Cooling & Sustainability
— Ecolab is acquiring CoolIT Systems for $4.75 billion, stating the deal will double its addressable market in the cooling space from $5 billion to $10 billion; CoolIT designs liquid cooling solutions including split-flow direct liquid cooling technology.
— Google's Project Kestrel campus in Kansas City is planned to use at least 50 percent of its energy from carbon-neutral sources.
— The proposed Kansas City data center at the former Western Newspaper Union Building would reportedly be equipped with natural gas fuel cells.
Connectivity & Networking
— Duos has deployed its second containerized edge data center module in Amarillo, Texas, located on Potter County land adjacent to the largest colocation facility in the Texas Panhandle, with the module expected to be fully operational in the coming months.

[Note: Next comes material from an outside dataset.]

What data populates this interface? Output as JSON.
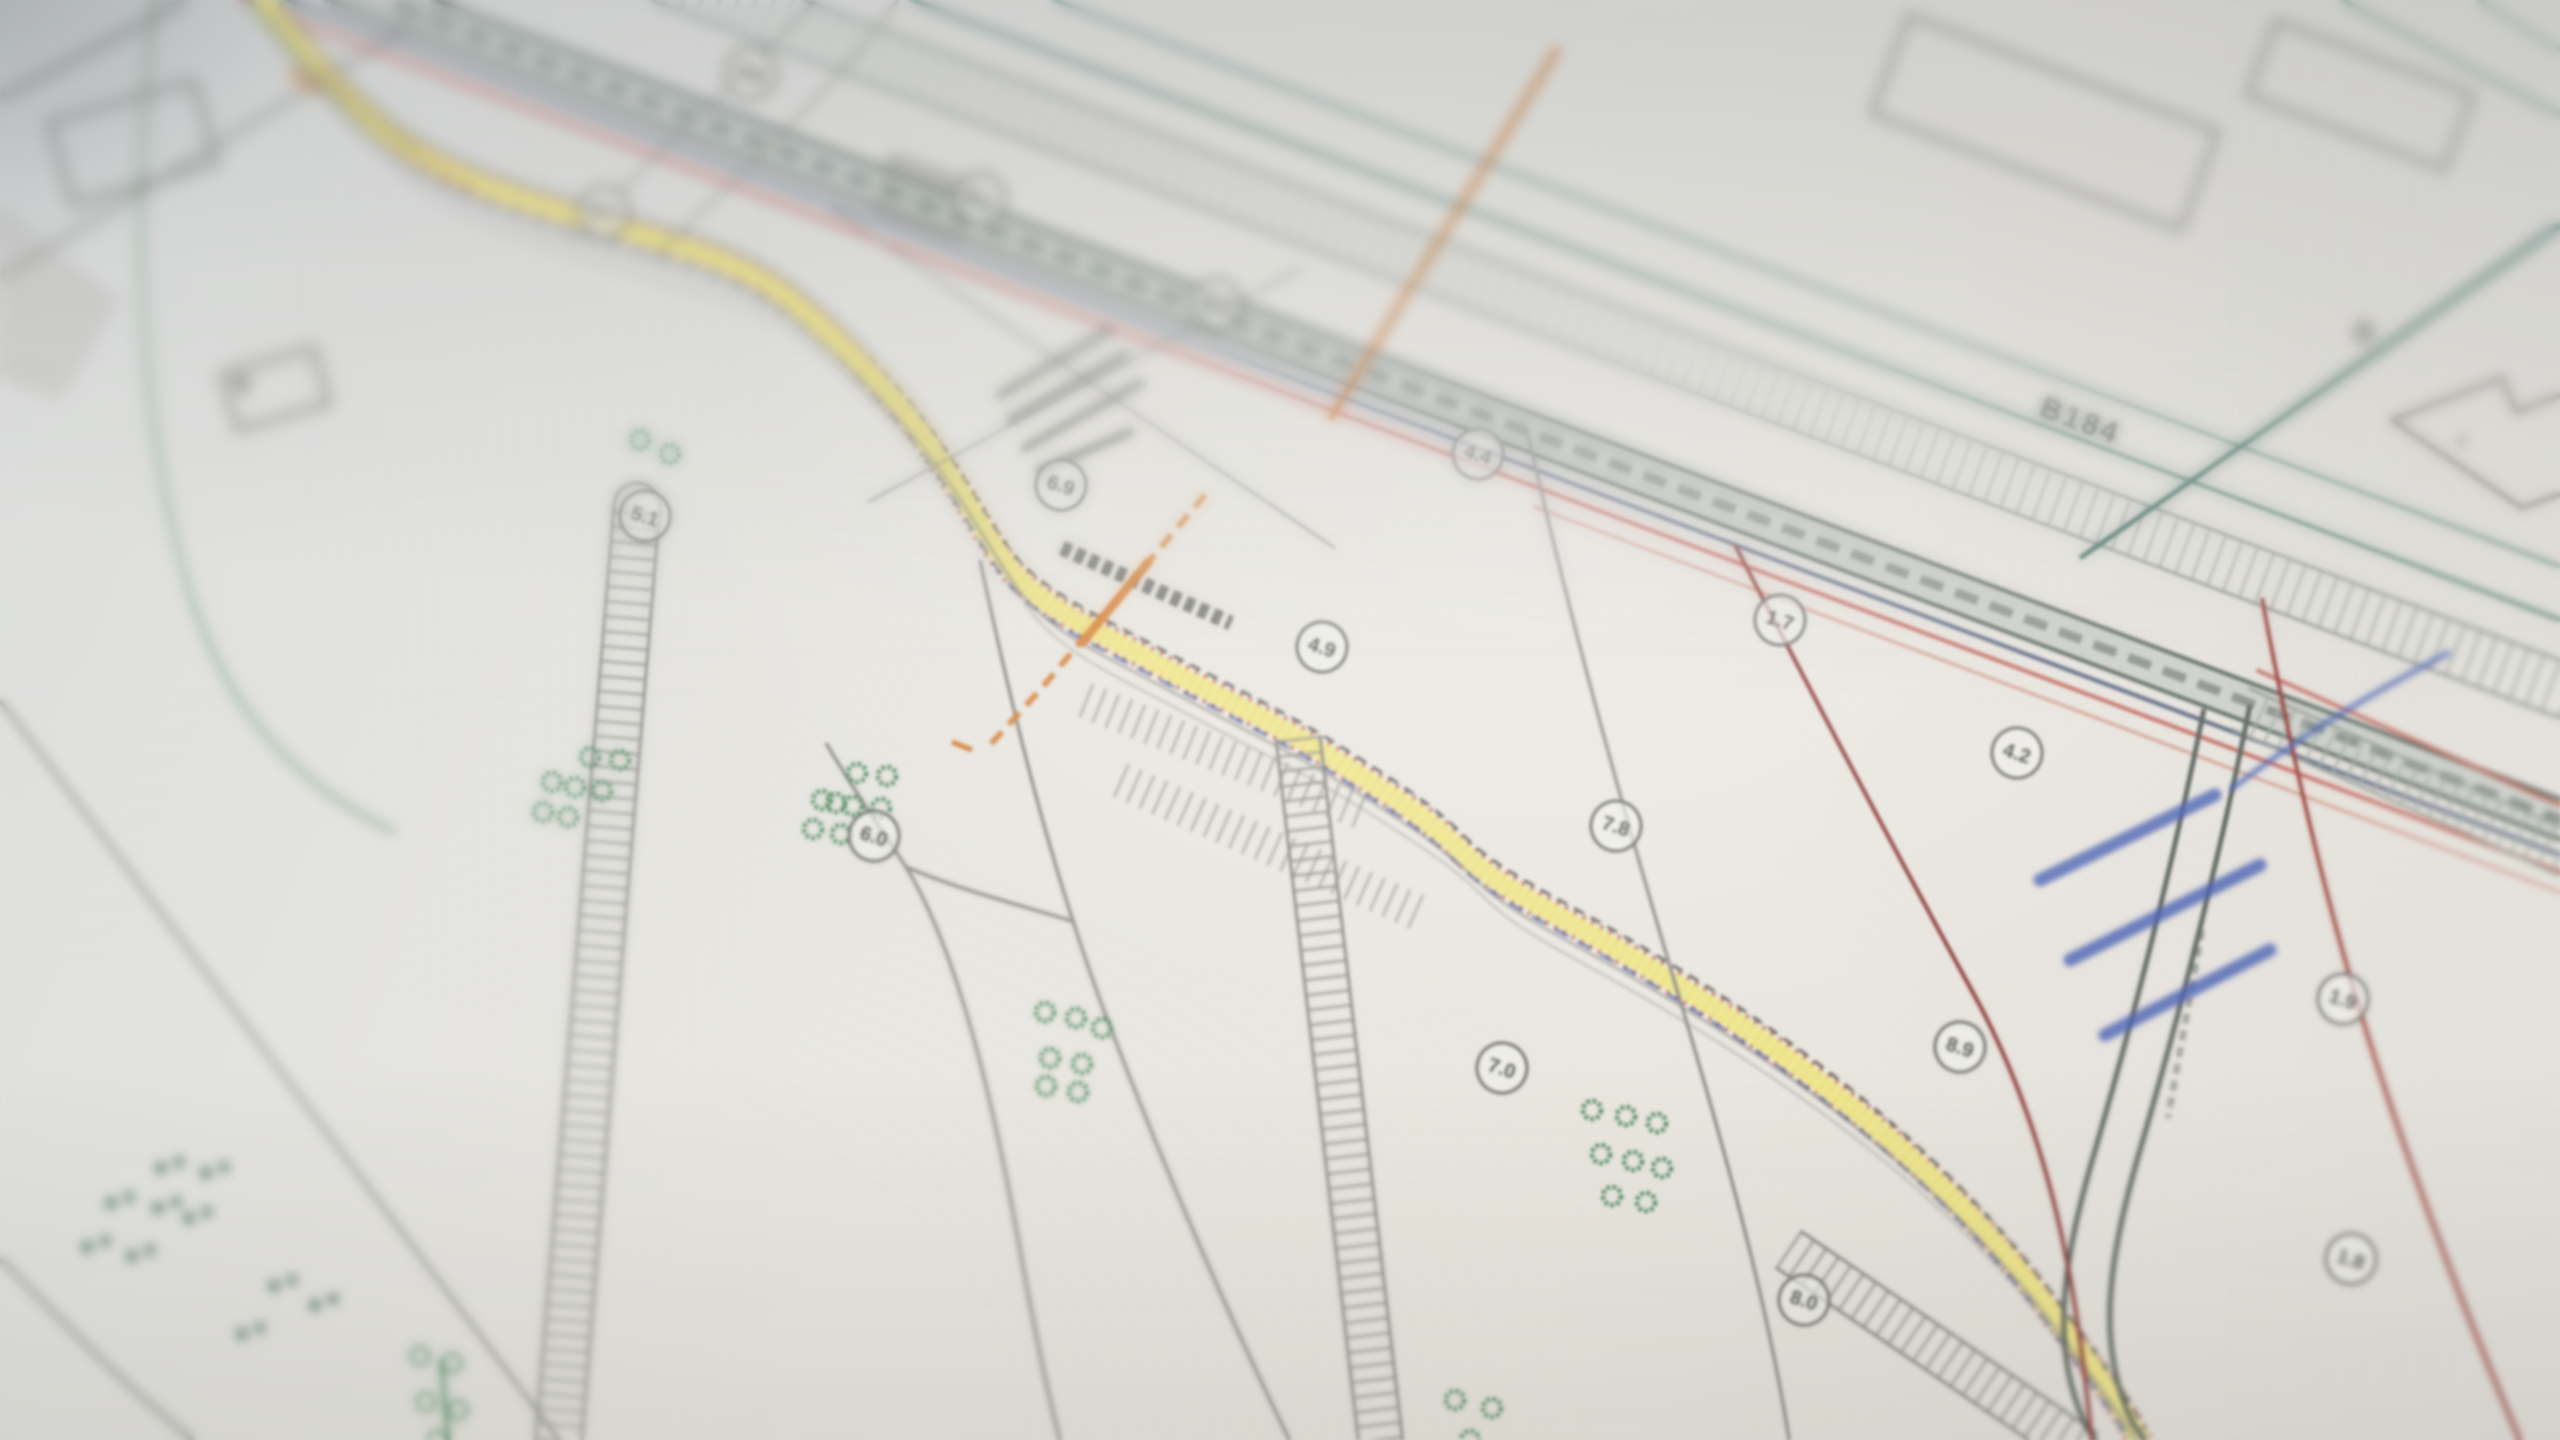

— TIM, Fastweb, and Vodafone have signed a non-binding agreement to build and run new mobile towers in Italy, with plans for up to 6,000 sites.
Colocation & Leasing
— The Regency residential community in Ashburn, Loudoun County — comprising around 150 homes on a 130-acre site — is in discussions to sell to a data center developer once planning permission is in place, with residents reportedly being offered around $4.4 million per acre, suggesting a total purchase price of around $576 million.
— Boosteroid expanded its data center server capacity in France, Poland, and the Czech Republic, with capacity at all three locations increasing 'two to three times' across each country; the company had an estimated 13MW of capacity running at the time of a previous DCD interview.